Caroline Cooke: There are some awful examples where they have been chased and chased and nothing has happened. That is not always the case.

Q210       Chair: Quite apart from claiming benefits, if you want to go and see your GP having been discharged, the fact that the GP does not know anything about you must be a problem.

Caroline Cooke: Yes, and having to tell your story over and over again.

Andy Pike: I realise we are probably running out of time. Can I make one last point?

Chair: Please do, yes.

Andy Pike: Thank you. It is just to touch on what Philip mentioned earlier. Last year the Government passed the Armed Forces Act, which includes a duty for local authorities or some local bodies to pay due regard to the armed forces covenant in the design and delivery of policy and services. Within that, though, we argued heavily that that should not just be local authorities delivering health, housing and education, but should cover the wider gamut of services. We have explored today how veterans will access a wide range of statutory services.

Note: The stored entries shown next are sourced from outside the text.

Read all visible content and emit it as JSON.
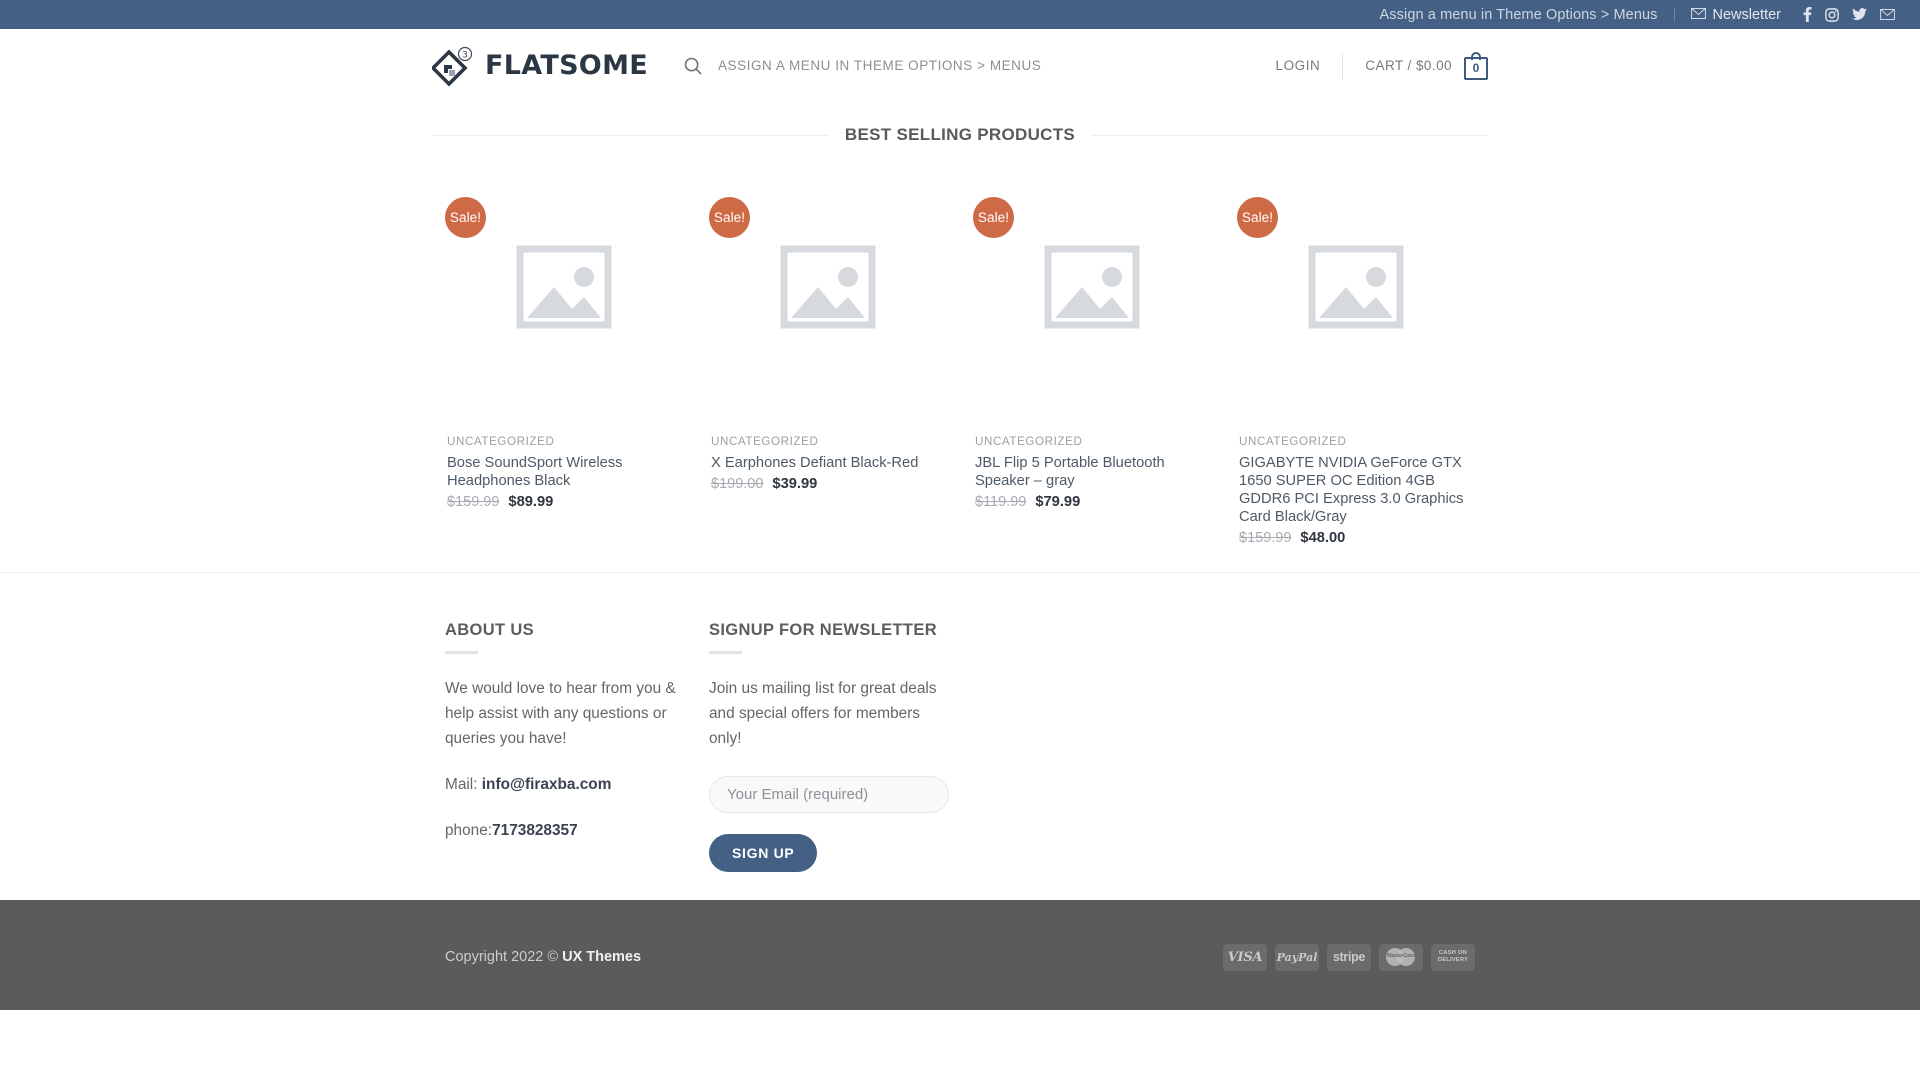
{
  "topbar": {
    "menu_notice": "Assign a menu in Theme Options > Menus",
    "newsletter_label": "Newsletter",
    "newsletter_icon": "envelope-icon",
    "social": [
      {
        "name": "facebook-icon",
        "label": "Facebook"
      },
      {
        "name": "instagram-icon",
        "label": "Instagram"
      },
      {
        "name": "twitter-icon",
        "label": "Twitter"
      },
      {
        "name": "email-icon",
        "label": "Email"
      }
    ]
  },
  "header": {
    "logo_text": "FLATSOME",
    "logo_badge": "3",
    "search_icon": "search-icon",
    "nav_notice": "ASSIGN A MENU IN THEME OPTIONS > MENUS",
    "login_label": "LOGIN",
    "cart_label": "CART / $0.00",
    "cart_count": "0"
  },
  "main": {
    "section_title": "BEST SELLING PRODUCTS",
    "products": [
      {
        "badge": "Sale!",
        "category": "UNCATEGORIZED",
        "name": "Bose SoundSport Wireless Headphones Black",
        "price_old": "$159.99",
        "price_new": "$89.99",
        "image": "placeholder-image-icon"
      },
      {
        "badge": "Sale!",
        "category": "UNCATEGORIZED",
        "name": "X Earphones Defiant Black-Red",
        "price_old": "$199.00",
        "price_new": "$39.99",
        "image": "placeholder-image-icon"
      },
      {
        "badge": "Sale!",
        "category": "UNCATEGORIZED",
        "name": "JBL Flip 5 Portable Bluetooth Speaker – gray",
        "price_old": "$119.99",
        "price_new": "$79.99",
        "image": "placeholder-image-icon"
      },
      {
        "badge": "Sale!",
        "category": "UNCATEGORIZED",
        "name": "GIGABYTE NVIDIA GeForce GTX 1650 SUPER OC Edition 4GB GDDR6 PCI Express 3.0 Graphics Card Black/Gray",
        "price_old": "$159.99",
        "price_new": "$48.00",
        "image": "placeholder-image-icon"
      }
    ]
  },
  "footer": {
    "about": {
      "title": "ABOUT US",
      "body": "We would love to hear from you & help assist with any questions or queries you have!",
      "mail_label": "Mail: ",
      "mail_value": "info@firaxba.com",
      "phone_label": "phone:",
      "phone_value": "7173828357"
    },
    "newsletter": {
      "title": "SIGNUP FOR NEWSLETTER",
      "body": "Join us mailing list for great deals and special offers for members only!",
      "email_placeholder": "Your Email (required)",
      "email_value": "",
      "button_label": "SIGN UP"
    }
  },
  "bottombar": {
    "copyright_prefix": "Copyright 2022 © ",
    "copyright_brand": "UX Themes",
    "payments": [
      {
        "name": "visa-icon",
        "label": "VISA"
      },
      {
        "name": "paypal-icon",
        "label": "PayPal"
      },
      {
        "name": "stripe-icon",
        "label": "stripe"
      },
      {
        "name": "mastercard-icon",
        "label": "MasterCard"
      },
      {
        "name": "cash-on-delivery-icon",
        "label": "CASH ON DELIVERY"
      }
    ]
  },
  "colors": {
    "topbar_bg": "#446084",
    "accent": "#446084",
    "sale_badge": "#cf6a47",
    "bottombar_bg": "#5b5b5b"
  }
}
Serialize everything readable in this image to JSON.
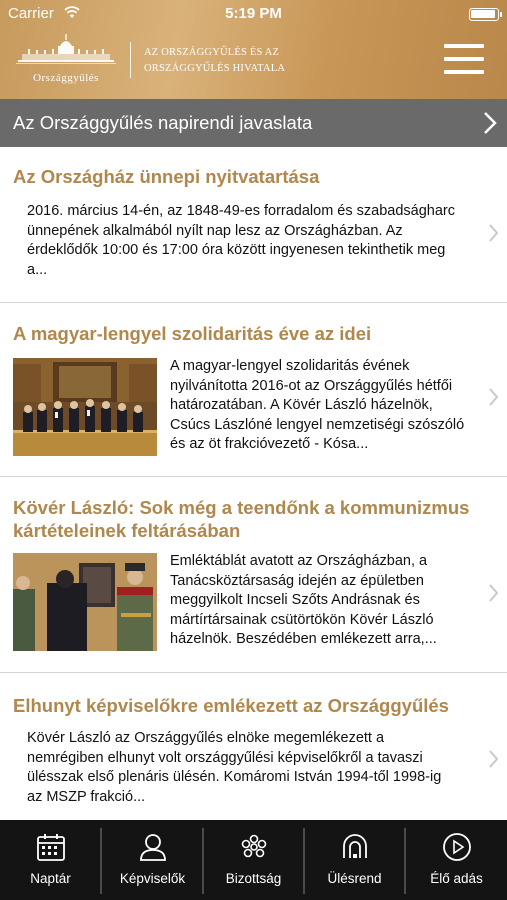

The national Government are currently excluded from that remit. If it were notif the DWP were includedit would mean that they would have to think about veterans before designing services in the first place. There is a solution but it requires amending that Act at some point.

Chair: That is an interesting point. Thank you all very much for the interesting answers you have given to all our questions and helpful input to our inquiry on health assessments for benefits. That concludes our questions and our meeting this morning.